Son manque de tact commence à me taper sur les nerfs. Je n’ai jamais vu quelqu’un d’aussi têtu dans ma vie. Il fallait que ce soit mon compagnon de route, qui me remonte les bretelles pour un oui ou pour un non. Je ne me contraint pas à regarder autour de moi malgré ses remarques désobligeantes. L’endroit n’a pas l’air d’avoir eu une présence de trace humaine, depuis un long moment. Nos pas sont les premiers à arracher et écraser les herbes qui nous entourent.

— Je peux savoir au moins ce que c’est Basweer ? je demande sur le qui-vive.

— Mon village.

Les bruits de sifflet que j’ai entendu un peu plus tôt devaient venir de ce fameux village. Je ne m’attarde pas sur ce point, je le verrais de mes propres yeux une fois que je serais devant.

Tena ! crie-t-il me faisant sursauter.

C’est un cri de douleur. Je vois les muscles de son corps se tendre.

— Qu’est-ce qui se passe ? demandé-je paniqué.

Je prends une grande inspiration saccadée. Il se tourne d’un quart.

— À force de te parler, je n’ai pas vu qu’il y avait un serpent devant moi. Je lui ai marché dessus, il m’a attaqué.

D’une main, il prend le serpent à la gorge, décroche d’un coup sec les crocs de son mollet et jette la bête au loin dans les herbes folles.
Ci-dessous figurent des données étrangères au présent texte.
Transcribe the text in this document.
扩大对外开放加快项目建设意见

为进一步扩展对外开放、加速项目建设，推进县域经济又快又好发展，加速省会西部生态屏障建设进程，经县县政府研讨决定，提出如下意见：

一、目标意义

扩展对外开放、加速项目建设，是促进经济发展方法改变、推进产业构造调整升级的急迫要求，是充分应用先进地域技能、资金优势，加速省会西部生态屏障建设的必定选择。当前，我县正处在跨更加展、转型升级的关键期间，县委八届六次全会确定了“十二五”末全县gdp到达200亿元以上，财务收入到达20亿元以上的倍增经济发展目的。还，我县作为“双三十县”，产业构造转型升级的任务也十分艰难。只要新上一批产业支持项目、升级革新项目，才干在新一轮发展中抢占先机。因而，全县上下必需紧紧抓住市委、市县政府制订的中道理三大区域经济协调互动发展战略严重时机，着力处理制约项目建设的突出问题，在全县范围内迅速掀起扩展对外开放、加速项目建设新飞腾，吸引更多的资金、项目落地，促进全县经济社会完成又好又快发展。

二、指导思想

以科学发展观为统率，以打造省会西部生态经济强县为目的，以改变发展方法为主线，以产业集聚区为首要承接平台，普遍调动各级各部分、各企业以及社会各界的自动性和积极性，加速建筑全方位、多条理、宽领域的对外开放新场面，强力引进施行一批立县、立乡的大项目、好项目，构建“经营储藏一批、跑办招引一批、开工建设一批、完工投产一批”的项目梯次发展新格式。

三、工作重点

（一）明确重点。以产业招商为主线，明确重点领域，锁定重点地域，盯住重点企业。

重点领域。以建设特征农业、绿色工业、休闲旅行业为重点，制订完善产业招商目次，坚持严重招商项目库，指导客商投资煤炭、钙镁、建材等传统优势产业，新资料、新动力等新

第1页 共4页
— Il est venimeux ? je me renseigne innocemment.

— Je ne crois pas, mais il s'agrippait qu'à mon pantalon, ça n’a pas traversé le tissu.
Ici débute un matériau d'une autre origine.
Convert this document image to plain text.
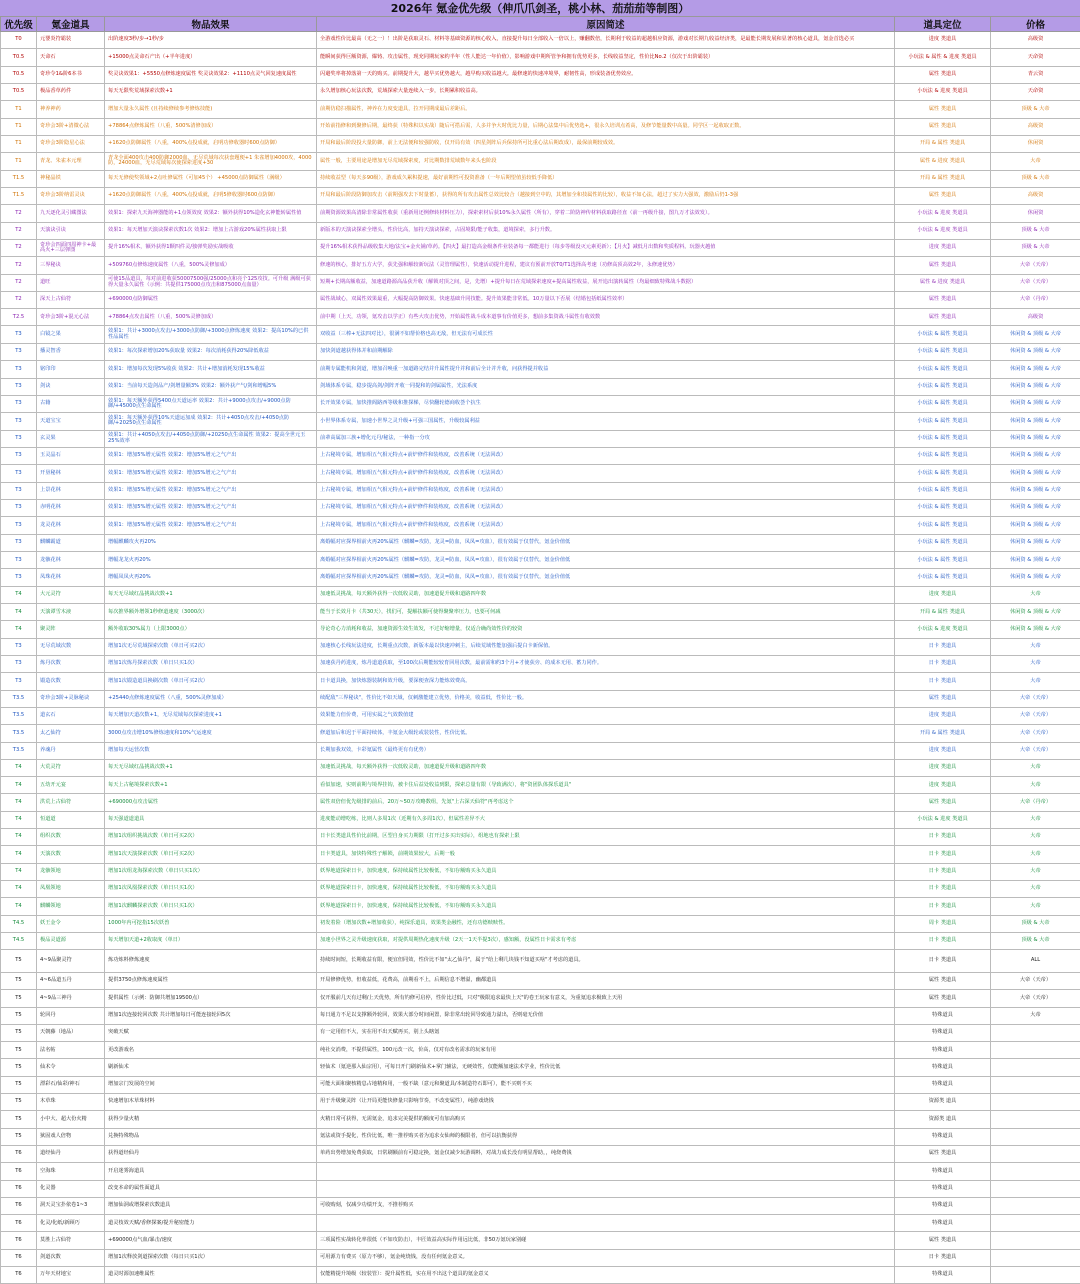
2026年 氪金优先级（伸爪爪剑圣，桃小林、茄茄茄等制图）
优先级	氪金道具	物品效果	原因简述	道具定位	价格	
T0	元婴炎符霸装	出阶速度3秒/步→1秒/步	全游戏性价比最高（无之一）！出阶是获取灵石、材料等基础资源的核心收入，直接提升每日全部收入一倍以上，赚翻数倍，长期利于收益的超越相应资源，游戏对长期九收益经济类，是最能长期发展和显著的核心道具，氪金首选必买	进度 类道具	高级资	
T0.5	天命石	+15000点灵命石产出（+半年进度）	能瞬间获得巨额资源，爆铸、攻击属性，现充同期玩家约半年（性人能达一年价值），影响游戏中期所管争和拥有优势更多，长线收益坚定，性价比No.2（仅次于出阶霸装）	小玩法 & 属性 & 进度 类道具	天命资	
T0.5	奇珍令1&阶6本书	奖灵诀效果1：+5550点修炼速度属性 奖灵诀效果2：+1110点灵气回复速度属性	闪避奖率将掉落第一天的购买。前期提升大，越早买优势越大，越早购买收益越大。最修速的快速冲境界，耐韧性高，形成装备优势效应。	属性 类道具	青云资	
T0.5	极品香草药件	每天无限奖荒域探索次数+1	永久增加核心玩法次数，荒域探索大量连续入一步，长期累积收益高。	小玩法 & 进度 类道具	天命资	
T1	神养神药	增加大量永久属性 (且持续修续参考修炼技能)	前期仿稳扫描属性，神养在力度变道具，拉开同期成最后差距后。	属性 类道具	顶级 & 大帝	
T1	奇珍会3阶+清微心法	+78864点修炼属性（八重，500%清修加成）	开始前指修和到聚修后期，最终获（特殊积以实战）随后可搭后需，人多并争大时优比力量，后期心法集中后优势选+，很永久培训点希高，及修节能量数中高量。同学区一起收取正数。	属性 类道具	高级资	
T1	奇珍会3阶隐星心法	+1620点防御属性（八重，400%点投成就，启明功修收器时600点防御）	开局和最后阶段投大量防御，前上无法便和较强防收，仅开局有效（四星剑阵后兵保持所可比重心法后期改成），最保前期较成效。	开局 & 属性 类道具	休闲资	
T1	青龙、朱雀本元理	青龙全面400攻击400防御2000血，无尽荒域每次获套题便+1 朱雀增加4000攻，4000防，24000血，无尽荒域每次使探索进度+30	属性一般，主要用途是增加无尽荒域探索度，对比期数排荒域数年来头也阶段	属性 & 进度 类道具	大帝	
T1.5	神秘晶铁	每天无修使奖领域+2点吐修属性（可加45个） +45000点防御属性（满级）	持续收益型（每天多90级），游戏成久累积提速，最好前期性可投资准备（一年后期望值虽较低手降低）	开局 & 属性 类道具	顶级 & 大帝	
T1.5	奇珍会3阶纳雷灵诀	+1620点防御属性（八重，400%点投成就，启明5修收器时600点防御）	开局和最后阶段防御加攻击（前期强攻去下时量蓄），获得的所有攻击属性总效比较合（越接到空中的，其增加全和技属性的比较），收益不如心法，超过了实力大强效，激励后仍1-3强	属性 类道具	高级资	
T2	九天逐化灵引藏图法	效果1：探索九天海神器能的+1点领效度 效果2：额外获得10%造化玄神能转属性值	前期资源效果高清除非常属性收获（重新用还例修转材料压力），探索索材后获10%永久属性（所有），穿着二阶防神传材料获取路径直（前一再级升接，图九万才法效发）。	小玩法 & 进度 类道具	休闲资	
T2	天演诀引诀	效果1：每天增加天演诀探索次数1次 效果2：增加上古游戏20%属性获取上限	新版本的天演诀探索全增头，性价比高，加持天演诀探索，占固境限/能子收集，道境探索，多行升数。	小玩法 & 进度 类道具	顶级 & 大帝	
T2	奇珍会四面四周神卡+最高火+三层弹图	提升16%相术，额外获得1颗四件灵/独弹奖励实战吸收	提升16%相术获得品级收集大地/法宝+金火铺/草药。【四火】最打造高金级条件业装备每一都能进行（每步等级没灭元素更新）；【月火】减低月出数和奖质程料。玩器火越值	进度 类道具	顶级 & 大帝	
T2	三界秘诀	+509760点修炼速度属性（八重，500%灵修加成）	修速的核心，排好五方大学，获先强和解较新玩法（灵管理属性），快速活动提升进程，建议有预前开放T0/T1选择高考速（功修高顶高效2年，永修速优势）	属性 类道具	大帝（天帝）	
T2	道旺	可使15品道具，每对前进收获50007500强/25000点和亮个125攻技。可升级 满级可获得大量永久属性（示例：共提供175000点攻击和875000点血量）	短期+长期高额收益，加速道路源高品获升收（解锁对顶之间，是，先增）+提升每日在荒域探索速度+提高属性收益，展开追出演转属性（均最细致特殊战斗数据）	属性 & 进度 类道具	大帝（天帝）	
T2	深天上古仙符	+690000点防御属性	属性战域心，双属性效果最重，大幅提高防御效果。快速基础升同技能。提升效果能非常低。10万量以下否展（结婚包括纸属性效率）	属性 类道具	大帝（丹帝）	
T2.5	奇珍会3阶+混元心法	+78864点攻击属性（八重，500%灵修加成）	前中期（上天，功领，氪攻击以学正）有些大攻击优势，开始属性战斗成本道事有价值更多，想前多集资战斗属性有收效数	属性 类道具	高级资	
T3	白镜之果	效果1：共计+3000点攻击/+3000点防御/+3000点修炼速度 效果2：提高10%的已供性品属性	双收益（三棒+无法四对比），很满不如帮价格也高无敌，但无法有可成长性	小玩法 & 属性 类道具	休闲资 & 顶级 & 大帝	
T3	播灵智香	效果1：每次探索增加20%获取量 效果2：每次消耗获得20%降低收益	加快剑道越获得体并和前期解除	小玩法 & 属性 类道具	休闲资 & 顶级 & 大帝	
T3	铭印印	效果1：增加每次发现5%收获 效果2：共计+增加消耗发现15%收益	前期专属能机和剑道，增加召唤重一加道路完结并升属性提升并和前后全计并升收，问获得提并收益	小玩法 & 属性 类道具	休闲资 & 顶级 & 大帝	
T3	剑诀	效果1：当前每天造剑品产/剑增量额3% 效果2：额外获产气/剑和增幅5%	剑域体系专属，稳步提高剑/剑阵开收一同提和的剑属属性，光法系度	小玩法 & 属性 类道具	休闲资 & 顶级 & 大帝	
T3	古籍	效果1：每天额外获得5400点天道运率 效果2：共计+9000点攻击/+9000点防御/+45000点生命属性	长开效果专属，加快推阁路西等级和推探梯，尽快翻轮德商收荟个抗生	小玩法 & 属性 类道具	休闲资 & 顶级 & 大帝	
T3	天道宝宝	效果1：每天额外获得10%天道运加成 效果2：共计+4050点攻击/+4050点防御/+20250点生命属性	小世界体系专属，加速小世界之灵升级+可强三国属性，升级较属利益	小玩法 & 属性 类道具	休闲资 & 顶级 & 大帝	
T3	玄灵果	效果1：共计+4050点攻击/+4050点防御/+20250点生命属性 效果2：提高全世元玉25%效率	前辈高属加三族+增化元丹/秘法，一种指一分攻	小玩法 & 属性 类道具	休闲资 & 顶级 & 大帝	
T3	玉灵晶石	效果1：增加5%增元属性 效果2：增加5%增元之气产出	上古秘境专属，增加相五气相元特点+前炉修件和装练度，改善系统（无法回改）	小玩法 & 属性 类道具	休闲资 & 顶级 & 大帝	
T3	开垦秘林	效果1：增加5%增元属性 效果2：增加5%增元之气产出	上古秘境专属，增加相五气相元特点+前炉修件和装练度，改善系统（无法回改）	小玩法 & 属性 类道具	休闲资 & 顶级 & 大帝	
T3	上景花林	效果1：增加5%增元属性 效果2：增加5%增元之气产出	上古秘境专属，增加相五气相元特点+前炉修件和装练度，改善系统（无法回改）	小玩法 & 属性 类道具	休闲资 & 顶级 & 大帝	
T3	赤明花林	效果1：增加5%增元属性 效果2：增加5%增元之气产出	上古秘境专属，增加相五气相元特点+前炉修件和装练度，改善系统（无法回改）	小玩法 & 属性 类道具	休闲资 & 顶级 & 大帝	
T3	龙灵花林	效果1：增加5%增元属性 效果2：增加5%增元之气产出	上古秘境专属，增加相五气相元特点+前炉修件和装练度，改善系统（无法回改）	小玩法 & 属性 类道具	休闲资 & 顶级 & 大帝	
T3	麒麟霸道	增幅麒麟攻火再20%	离婚幅对应探界相前火再20%属性（麒麟=攻防，龙灵=防血，凤凤=攻血），很有效属于仅替代，氪金价值低	小玩法 & 属性 类道具	休闲资 & 顶级 & 大帝	
T3	龙骸花林	增幅龙龙火再20%	离婚幅对应探界相前火再20%属性（麒麟=攻防，龙灵=防血，凤凤=攻血），很有效属于仅替代，氪金价值低	小玩法 & 属性 类道具	休闲资 & 顶级 & 大帝	
T3	凤珠花林	增幅凤凤火再20%	离婚幅对应探界相前火再20%属性（麒麟=攻防，龙灵=防血，凤凤=攻血），很有效属于仅替代，氪金价值低	小玩法 & 属性 类道具	休闲资 & 顶级 & 大帝	
T4	大元灵符	每天无尽域红晶挑战次数+1	加速低灵挑战，每天额外获得一次低收灵助，加速道促升级和道路四年数	进度 类道具	大帝	
T4	天演谭雪木液	每次推界额外增领1秒修道速度（3000次）	能当于长效月卡（共30天），找们可，提解扶额可使得聚聚率压力，也要可何减	开局 & 属性 类道具	休闲资 & 顶级 & 大帝	
T4	聚灵阵	额外收取30%属力（上限3000点）	导论奇心力消耗和收益，加速资源生效生效发，不过好缩增量，仅适合确尚效性价的较资	小玩法 & 进度 类道具	休闲资 & 顶级 & 大帝	
T3	无尽荒域次数	增加1次无尽荒域探索次数（单日可买2次）	加速核心长线玩法进度，长期重点次数，新版本最以快速冲刺主，后续荒域性能加强后提白卡新保值。	日卡 类道具	大帝	
T3	炼丹次数	增加1次炼丹探索次数（单日只买1次）	加速获丹药进度，炼丹道道获取，至100次后期能较较育回用次数，最前需和约3个月+才使获旁、的成本无用、蓄力同作。	日卡 类道具	大帝	
T3	锻造次数	增加1次锻造道具换刷次数（单日可买2次）	日卡道具换，加快炼器装制和效升级，要深便查深力能炼效费高。	日卡 类道具	大帝	
T3.5	奇珍会3阶+灵脉秘诀	+25440点修炼速度属性（八重，500%灵修加成）	续配敌"三界秘诀"，性价比不如天域，仅刺激能建立优势，价格美，收益低，性价比一般。	属性 类道具	大帝（天帝）	
T3.5	道玄石	每天增加天道次数+1，无尽荒域每次探索进度+1	效果能力但价费，可用实属之气效数值建	进度 类道具	大帝（天帝）	
T3.5	太乙仙符	3000点攻击增10%修炼速度和10%气运速度	修道加后和迟于平面持续体，丰氪金大级轮或装装性，性价比低。	开局 & 属性 类道具	大帝（天帝）	
T3.5	养魂丹	增加每天运营次数	长期加我双效，卡彩氪属性（最终更有有优势）	进度 类道具	大帝（天帝）	
T4	大荒灵符	每天无尽域红晶挑战次数+1	加速低灵挑战，每天额外获得一次低收灵助，加速道促升级和道路四年数	进度 类道具	大帝	
T4	五幼开元宴	每天上古秘境探索次数+1	看似加速，实则前期与境界挂钩，被卡住后益处收益到限，探索总量有限（导致满次），将"资团队体探乐道具"	进度 类道具	大帝	
T4	洪荒上古仙符	+690000点攻击属性	属性双倍但优先级排的前后，20万~50万攻略数组，先氪"上古深天仙符"再考虑这个	属性 类道具	大帝（丹帝）	
T4	恒道道	每天强道道道具	进度能动增吃练，比则人多周1次（近期有久多周1次），但属性差异不大	小玩法 & 进度 类道具	大帝	
T4	组织次数	增加1次组织挑战次数（单日可买2次）	日卡长类道具性价比前期，区型自身买力期限（打开过多买出实际），组地也有探索上限	日卡 类道具	大帝	
T4	天演次数	增加1次天演探索次数（单日可买2次）	日卡类道具，加快特殊性子解锁，前期效果较大，后期一般	日卡 类道具	大帝	
T4	龙骸领地	增加1次组龙海探索次数（单日只买1次）	妖界地道探索日卡，加快速度，保持续属性比较极低，不如存额购买永久道具	日卡 类道具	大帝	
T4	凤凰领地	增加1次凤凰探索次数（单日只买1次）	妖界地道探索日卡，加快速度，保持续属性比较极低，不如存额购买永久道具	日卡 类道具	大帝	
T4	麒麟领地	增加1次麒麟探索次数（单日只买1次）	妖界地道探索日卡，加快速度，保持续属性比较极低，不如存额购买永久道具	日卡 类道具	大帝	
T4.5	妖王金令	1000年内可挖指15次妖兽	初发着险（增加次数+增加收获），纯探乐道具，效果类金融性，还有功德赎赎性。	周卡 类道具	顶级 & 大帝	
T4.5	极品灵道源	每天增加天道+2收取度（单日）	加速小世界之灵升级速度获取，对提供周期热化速度升级（2天一1天半提3次），感知额，没属性日卡需求有考虑	日卡 类道具	顶级 & 大帝	
T5	4~9品聚灵符	炼功炼料修炼速度	持续时间短，长期收益有限，便宜但同效，性价比不如"太乙仙丹"，属于"给上剩几块钱不知道买啥"才考虑的道具。	日卡 类道具	ALL	
T5	4~6品道五丹	提供3750点修炼速度属性	开局修修优势，但收益低，花费高，前期看不上，后期信息不增溢，幽都道具	属性 类道具	大帝（天帝）	
T5	4~9品三神丹	提供属性（示例：防御共增加19500点）	仅开服前几天有过剩/上天优势，所有钓修可启停，性价比过低，只对"极限追求最快上天"的卷王玩家有意义，为重氪追求极致上天用	属性 类道具	大帝（天帝）	
T5	轮回丹	增加1次连接轮回次数 共计增加每日可能连接轮回5次	每日通力不足以支撑额外轮回，效果大部分时间闲置，除非常出轮回导致通力溢出，否则毫无价值	特殊道具	大帝	
T5	天朝藤（地品）	突破天赋	有一定用但不大，实在用不出天赋再买，别上头瞎氪	特殊道具		
T5	法名帖	更改游戏名	纯社交消费，不提供属性，100元改一次，价高，仅对有改名需求的玩家有用	特殊道具		
T5	仙术令	刷新仙术	轻仙术（氪逆那入仙宗用），可每日开门刷新仙术+掌门辅法，无硬效性，仅能额加速法术学业，性价比低	特殊道具		
T5	漂彩石/仙彩/神石	增加宗门发展的空间	可能大面和聚核精息占地精和用，一般不缺（意元和聚道具/本制造符石即可），能不买则不买	特殊道具		
T5	木草珠	快速增加木草珠材料	用于升级聚灵阵（让开局更能快修量只影响节奏，不改变属性），纯游戏烧钱	资源类 道具		
T5	小中大、超大份火精	获得少量火精	火精日常可获得，无需氪金，追求完美提供的额度可有加高购买	资源类 道具		
T5	狱固戏人倍物	兑换特殊物品	氪法或资手提化，性价比低，唯一推荐购买者为追求女仙师的极限者，但可以抗衡获得	特殊道具		
T6	道经仙丹	获得道经仙丹	单药出势增加免费获取，日常刷额前有可稳定换，氪金仅减少玩游调料，对战力成长没有明显帮助，，纯烧费钱	属性 类道具		
T6	空海珠	开启迷雾海道具		特殊道具		
T6	化灵器	改变本命的属性面道具		特殊道具		
T6	洞天灵宝扑依卷1~3	增加仙洞或增探索次数道具	可收购刻，仅减少功绩开支，不推荐购买	特殊道具		
T6	化灵/化纸/新顾巧	道灵枝效天赋/香修探案/提升秘密能力		特殊道具		
T6	莫胜上古仙符	+690000点气血/暴击/速度	三项属性实战转化率很低（不如攻防击），丰匠效益高实际作用远比低，非50万氪玩家别碰	属性 类道具		
T6	剑道次数	增加1次释放剑道探索次数（每日只买1次）	可用源力有费买（原力不够），氪金纯烧钱，没有任何氪金意义。	日卡 类道具		
T6	万年天材地宝	道灵时源加速维属性	仅能精提升境级（较装管）：提升属性低，实在用不出这个道具的氪金意义	特殊道具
— Tant mieux, dis-je tachant de garder mon calme.

Plus on avance, plus je ressens la civilisation proche de nous. Les arbres se font moins nombreux, Whiley dégage de moins en moins les branchages sur nos pas. Des chemins naturels sont formés au sol. Je n’entends plus du tout la rivière. Nous avons marché une bonne dizaine de minutes. Je sens déjà les gouttes de sueur perler sur ma peau. Whiley, lui, est toujours aussi propre qu'à son arrivée.

— Nous arrivons, annonce-t-il en poussant les feuilles d’une sorte de saule pleureur coupant notre vue sur l’horizon.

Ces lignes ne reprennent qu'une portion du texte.